There is some evidence to suggest that it may also be a relevant additional biomarker in Alzheimer's disease. More specifically, AD patients have lower levels of this sterol in their cerebrospinal fluid.

==Chemical properties==
===Solubility ===
Brassicasterol has a low water solubility and, as a consequence, a high octanol-water partition coefficient. This means that, in most environmental systems, brassicasterol will be associated with the solid phase.

===Degradation===
In anaerobic sediments and soils, brassicasterol is stable for many hundreds of years, enabling it to be used as an indicator of past algal production (see below).

== Formation and occurrences ==
It can be found in Mirabilis jalapa.

=== Algal sources ===
Brassicasterol is formed in plants from the isoprenoid squalene through campesterol as an intermediate. A list of the algae in which brassicasterol has been identified is shown below together with approximate composition.

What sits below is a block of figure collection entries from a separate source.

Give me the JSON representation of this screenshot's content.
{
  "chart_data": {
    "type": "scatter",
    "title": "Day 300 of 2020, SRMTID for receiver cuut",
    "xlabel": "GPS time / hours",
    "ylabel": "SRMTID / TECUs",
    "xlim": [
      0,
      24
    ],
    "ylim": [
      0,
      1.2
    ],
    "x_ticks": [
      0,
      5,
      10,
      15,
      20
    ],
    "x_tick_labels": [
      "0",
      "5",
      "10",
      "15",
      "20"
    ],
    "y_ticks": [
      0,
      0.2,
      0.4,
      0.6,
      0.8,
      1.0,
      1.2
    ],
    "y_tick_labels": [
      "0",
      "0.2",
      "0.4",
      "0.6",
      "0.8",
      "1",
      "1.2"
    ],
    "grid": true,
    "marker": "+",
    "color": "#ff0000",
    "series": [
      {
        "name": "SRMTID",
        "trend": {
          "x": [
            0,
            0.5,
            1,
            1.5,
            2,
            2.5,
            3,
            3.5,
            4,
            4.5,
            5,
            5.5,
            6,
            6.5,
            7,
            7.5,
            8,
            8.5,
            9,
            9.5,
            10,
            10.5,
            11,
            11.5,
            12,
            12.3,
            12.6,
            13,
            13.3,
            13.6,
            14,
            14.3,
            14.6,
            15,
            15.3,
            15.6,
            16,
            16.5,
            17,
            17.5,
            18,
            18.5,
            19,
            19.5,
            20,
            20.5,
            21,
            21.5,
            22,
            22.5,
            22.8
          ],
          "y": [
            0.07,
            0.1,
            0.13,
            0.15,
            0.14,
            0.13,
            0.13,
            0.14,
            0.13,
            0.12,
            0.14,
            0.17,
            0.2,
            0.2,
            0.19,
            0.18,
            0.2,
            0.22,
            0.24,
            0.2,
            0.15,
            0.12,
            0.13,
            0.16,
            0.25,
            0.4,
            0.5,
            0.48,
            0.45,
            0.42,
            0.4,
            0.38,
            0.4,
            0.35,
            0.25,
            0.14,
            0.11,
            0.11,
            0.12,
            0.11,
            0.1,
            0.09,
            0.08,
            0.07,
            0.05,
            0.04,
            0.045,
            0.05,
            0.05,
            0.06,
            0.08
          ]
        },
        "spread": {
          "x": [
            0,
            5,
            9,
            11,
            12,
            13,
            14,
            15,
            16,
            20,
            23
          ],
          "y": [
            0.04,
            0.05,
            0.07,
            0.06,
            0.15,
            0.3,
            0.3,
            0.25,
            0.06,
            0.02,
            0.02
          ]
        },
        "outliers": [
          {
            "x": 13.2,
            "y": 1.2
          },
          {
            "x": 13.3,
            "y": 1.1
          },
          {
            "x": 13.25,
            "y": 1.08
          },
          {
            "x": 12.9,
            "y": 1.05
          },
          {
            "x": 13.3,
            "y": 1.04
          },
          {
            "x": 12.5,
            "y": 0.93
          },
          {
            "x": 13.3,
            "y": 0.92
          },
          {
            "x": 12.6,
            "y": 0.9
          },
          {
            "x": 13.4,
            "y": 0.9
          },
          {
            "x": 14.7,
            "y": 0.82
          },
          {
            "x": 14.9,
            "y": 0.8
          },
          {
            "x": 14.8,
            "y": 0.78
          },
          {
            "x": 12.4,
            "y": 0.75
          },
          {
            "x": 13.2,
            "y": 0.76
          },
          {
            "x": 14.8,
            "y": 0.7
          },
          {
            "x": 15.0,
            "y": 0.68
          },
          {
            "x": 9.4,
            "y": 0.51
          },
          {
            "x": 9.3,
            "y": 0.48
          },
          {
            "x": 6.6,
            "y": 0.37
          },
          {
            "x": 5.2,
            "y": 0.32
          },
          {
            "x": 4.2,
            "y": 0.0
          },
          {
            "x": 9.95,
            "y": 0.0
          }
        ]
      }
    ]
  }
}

Sterol content of selected dinoflagellates (as percentage). Data from Volkman, 1986
| Species | A | B | C | D | E | F | G | H | others |
|---|---|---|---|---|---|---|---|---|---|
| Gonyaulax spp | 100 | 0 | 0 | 0 | 0 | 0 | 0 | 0 | 0 |
| Peridinium foliaceum | 100 | 0 | 0 | 0 | 0 | 0 | 0 | 0 | 0 |
| Peridinium foliaceum | 80 | 20 | 0 | 0 | 0 | 0 | 0 | 0 | 0 |
| Gonyaulax diegensis | 39 | 0 | 0 | 0 | 0 | 0 | 0 | 29 | 32 |
| Pyrocystis lunula | 76 | 6 | 0 | 2 | 1 | 0 | 0 | 0 | 15 |
| Gonyaulax polygramma | 36 | 1 | 0 | 9 | 7 | 0 | 0 | 0 | 47 |
| Gymnodinium wilczeki | 26 | 39 | 0 | 35 | 1 | 0 | 0 | 0 | 0 |
| Glenodinium hallii | 8 | 50 | 0 | 0 | 0 | 42 | 0 | 0 | 0 |
| Noctiluca milaris | 0 | 1 | 1 | 5 | 73 | 0 | 6 | 0 | 14 |
| Gymnodinium simplex | 0 | 0 | 0 | 0 | 53 | 0 | 0 | 0 | 47 |
| Prorocentrum cordatum | 7 | 0 | 0 | 0 | 5 | 0 | 63 | 0 | 25 |

A = cholesterol
B = campesterol
C = sitosterol
D = 22-dehydrocholesterol ((22E)-cholesta-5,22-dien-3β-ol)
E = brassicasterol
F = stigmasterol
G = 24-methylene cholesterol
H = fucosterol

==Use as a tracer for marine algae==
The principal source of brassicasterol in the environment is from marine algae. Its relatively high concentration and stability allows it to be used in the assessment of the origin of organic matter in samples, especially sediments.